Culture and the arts were almost wholly dependent on pockets of creativity getting discovered or ignored. “Schools” for painting or music composition were collections of individuals who did something in some particular way, to the exclusion (or with willful ignorance) of other approaches. They were often unknown outside of their own communities.

For all of his fame across Europe, consider how few people ever heard Mozart’s music during his lifetime.

When you see a collection of art from so-and-so place and time, it was likely discovered by a collector who revealed it for a wider audience.
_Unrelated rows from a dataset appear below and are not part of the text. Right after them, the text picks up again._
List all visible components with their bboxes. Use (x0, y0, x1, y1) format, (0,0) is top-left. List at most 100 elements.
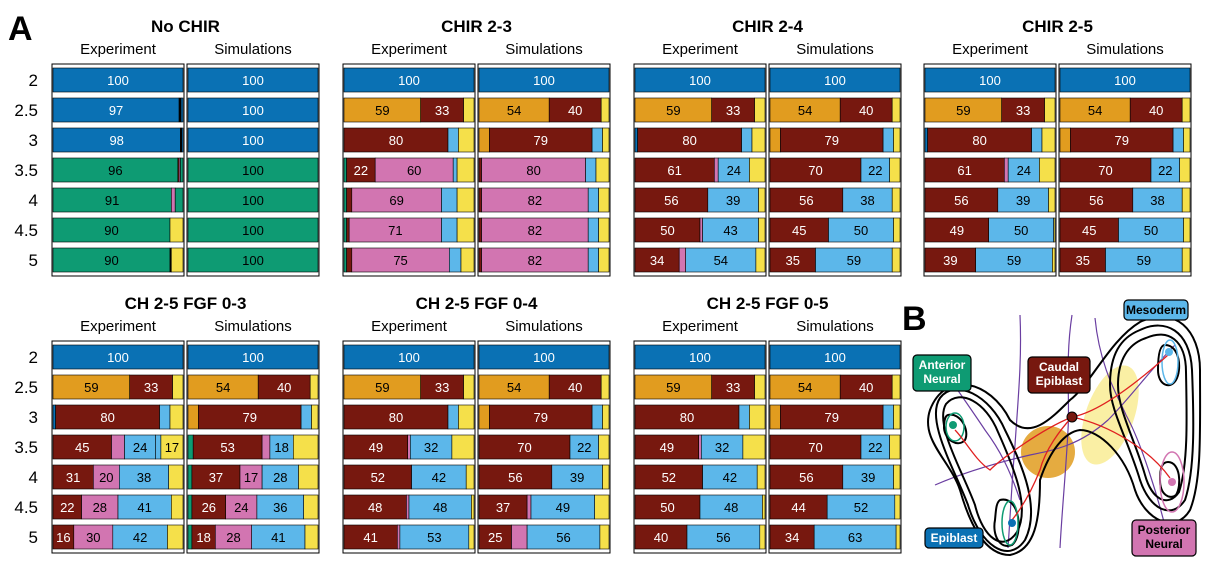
bar-segment (1052, 248, 1055, 272)
bar-value-label: 40 (568, 103, 582, 118)
bar-segment (262, 435, 270, 459)
label-text: Posterior (1138, 523, 1191, 537)
bar-value-label: 34 (785, 530, 799, 545)
column-header: Simulations (214, 318, 292, 335)
bar-value-label: 52 (662, 470, 676, 485)
panel-title: CHIR 2-3 (441, 17, 512, 36)
bar-value-label: 61 (957, 163, 971, 178)
column-header: Experiment (80, 41, 157, 58)
bar-value-label: 35 (786, 253, 800, 268)
bar-segment (890, 158, 900, 182)
bar-segment (759, 218, 766, 242)
panel-4: CHIR 2-5Experiment Simulations10059 338061… (924, 17, 1191, 276)
bar-value-label: 59 (1007, 253, 1021, 268)
bar-value-label: 49 (660, 440, 674, 455)
row-label: 2.5 (14, 101, 38, 120)
bar-segment (755, 98, 765, 122)
bar-value-label: 54 (507, 103, 521, 118)
bar-segment (892, 375, 900, 399)
bar-segment (755, 375, 765, 399)
bar-segment (173, 375, 183, 399)
bar-segment (442, 218, 458, 242)
bar-value-label: 59 (1137, 253, 1151, 268)
bar-segment (188, 435, 193, 459)
bar-value-label: 36 (273, 500, 287, 515)
bar-value-label: 91 (105, 193, 119, 208)
bar-value-label: 54 (1088, 103, 1102, 118)
row-label: 4.5 (14, 498, 38, 517)
column-header: Simulations (1086, 41, 1164, 58)
panel-5: CH 2-5 FGF 0-3Experiment Simulations10059… (52, 294, 319, 553)
bar-value-label: 80 (526, 163, 540, 178)
bar-value-label: 41 (363, 530, 377, 545)
bar-value-label: 56 (954, 193, 968, 208)
bar-segment (479, 405, 489, 429)
bar-value-label: 56 (799, 470, 813, 485)
bar-value-label: 28 (273, 470, 287, 485)
bar-segment (301, 405, 311, 429)
bar-segment (892, 248, 900, 272)
bar-value-label: 59 (375, 380, 389, 395)
panel-letter-a: A (8, 10, 33, 48)
bar-segment (1182, 98, 1190, 122)
bar-segment (464, 375, 474, 399)
bar-segment (588, 188, 598, 212)
bar-value-label: 28 (226, 530, 240, 545)
bar-value-label: 34 (650, 253, 664, 268)
bar-segment (714, 158, 718, 182)
bar-segment (188, 405, 198, 429)
bar-value-label: 100 (107, 73, 129, 88)
bar-value-label: 40 (277, 380, 291, 395)
bar-value-label: 24 (1017, 163, 1031, 178)
bar-value-label: 33 (726, 103, 740, 118)
bar-value-label: 52 (854, 500, 868, 515)
row-label: 5 (29, 251, 38, 270)
bar-value-label: 48 (433, 500, 447, 515)
column-header: Experiment (80, 318, 157, 335)
bar-value-label: 80 (389, 410, 403, 425)
bar-value-label: 80 (100, 410, 114, 425)
bar-value-label: 100 (398, 73, 420, 88)
bar-value-label: 17 (244, 470, 258, 485)
bar-segment (453, 158, 457, 182)
bar-value-label: 100 (689, 73, 711, 88)
row-label: 5 (29, 528, 38, 547)
bar-value-label: 80 (680, 410, 694, 425)
bar-value-label: 70 (808, 440, 822, 455)
bar-segment (595, 495, 609, 519)
bar-segment (527, 495, 531, 519)
point-anterior-neural (949, 421, 957, 429)
bar-segment (188, 495, 192, 519)
panel-title: CH 2-5 FGF 0-4 (416, 294, 538, 313)
panel-3: CHIR 2-4Experiment Simulations10059 338061… (634, 17, 901, 276)
column-header: Simulations (505, 41, 583, 58)
bar-segment (895, 495, 900, 519)
bar-segment (170, 218, 183, 242)
row-label: 3 (29, 131, 38, 150)
bar-segment (188, 525, 192, 549)
panel-title: CHIR 2-5 (1022, 17, 1093, 36)
bar-value-label: 40 (859, 380, 873, 395)
bar-segment (592, 128, 602, 152)
bar-value-label: 96 (108, 163, 122, 178)
bar-value-label: 54 (798, 103, 812, 118)
bar-segment (586, 158, 596, 182)
bar-value-label: 100 (1114, 73, 1136, 88)
label-text: Neural (923, 372, 960, 386)
bar-segment (479, 248, 482, 272)
bar-value-label: 70 (517, 440, 531, 455)
bar-segment (458, 405, 474, 429)
bar-value-label: 40 (1149, 103, 1163, 118)
bar-segment (742, 128, 752, 152)
bar-value-label: 53 (427, 530, 441, 545)
bar-value-label: 82 (528, 253, 542, 268)
bar-value-label: 33 (1016, 103, 1030, 118)
bar-segment (181, 98, 183, 122)
bar-value-label: 59 (956, 103, 970, 118)
bar-value-label: 79 (825, 133, 839, 148)
bar-value-label: 97 (109, 103, 123, 118)
label-text: Epiblast (931, 531, 978, 545)
bar-segment (448, 405, 458, 429)
bar-value-label: 33 (435, 103, 449, 118)
bar-value-label: 48 (724, 500, 738, 515)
For every find, there’s a far larger list of artists who were missed, and their art lost to history.

The evolution of fashion can be set on a broad spectrum, but each era had a “look” that was defined in large part by what was available to consumers, whether conceptually or commercially. People weren’t aware of what their grandparents wore, especially before they could see them in action via photography, and there was an unofficial bias against the past in Global North countries that celebrated progress.

The next fashion trend was defined in large part by what it didn’t include from the last one.

The Internet changed everything by making anything instantly available to anyone.

Nobody has to toil away in solitude anymore; ideas, inventions, and issues are shared incessantly, blending both the present and past into a wash of experience in which all of us are immersed.

People have reacted to this fact in two broad directions: The broad reach of information moves us to embrace global thinking (like development or climate issues) or mash-ups of ideas in culture and there arts, or to drill down and purposefully focus only on simple political or fashion ideas. Our era is notable for whatever someone chooses to note.

Elites and remixes vs. values and cosplay.

Businesses are valiantly trying to buck this trend, hawking new cars and clothing each year in hopes of forcing people to replace what they own out of shame or guilt of appearing dated. But that time-tested approach doesn’t work in an era defined by timelessness, not to mention the added concerns of sustainability.

Those wide lapels on my 70’s era blazer aren’t out of style because I get to choose what era’s fashion I prefer, and it means an unsuspecting sheep didn’t need another shave to keep me current. Keeping a car running longer is a badge of honor for a growing number of people.

It will be interesting to see how this plays out. I don’t think we’ve figured out how to practice politics; the immediacy of Twitter-fed conversations could well replace the clash of isolated cultures as the cause of wars, for instance. Consumerism is changing, and may morph into some sort of embrace of older practices of co-creation and sharing.

But, unlike eras before the advent of the Internet, I think our era will be remembered as the first era that embraced every era. What’s unique to our time may be that nothing’s uniquely ours.

Maybe our era won’t be remembered as a “thing” whatsoever, as the perspective of time will become irrelevant.

Has history become a long, endless continuum of nows?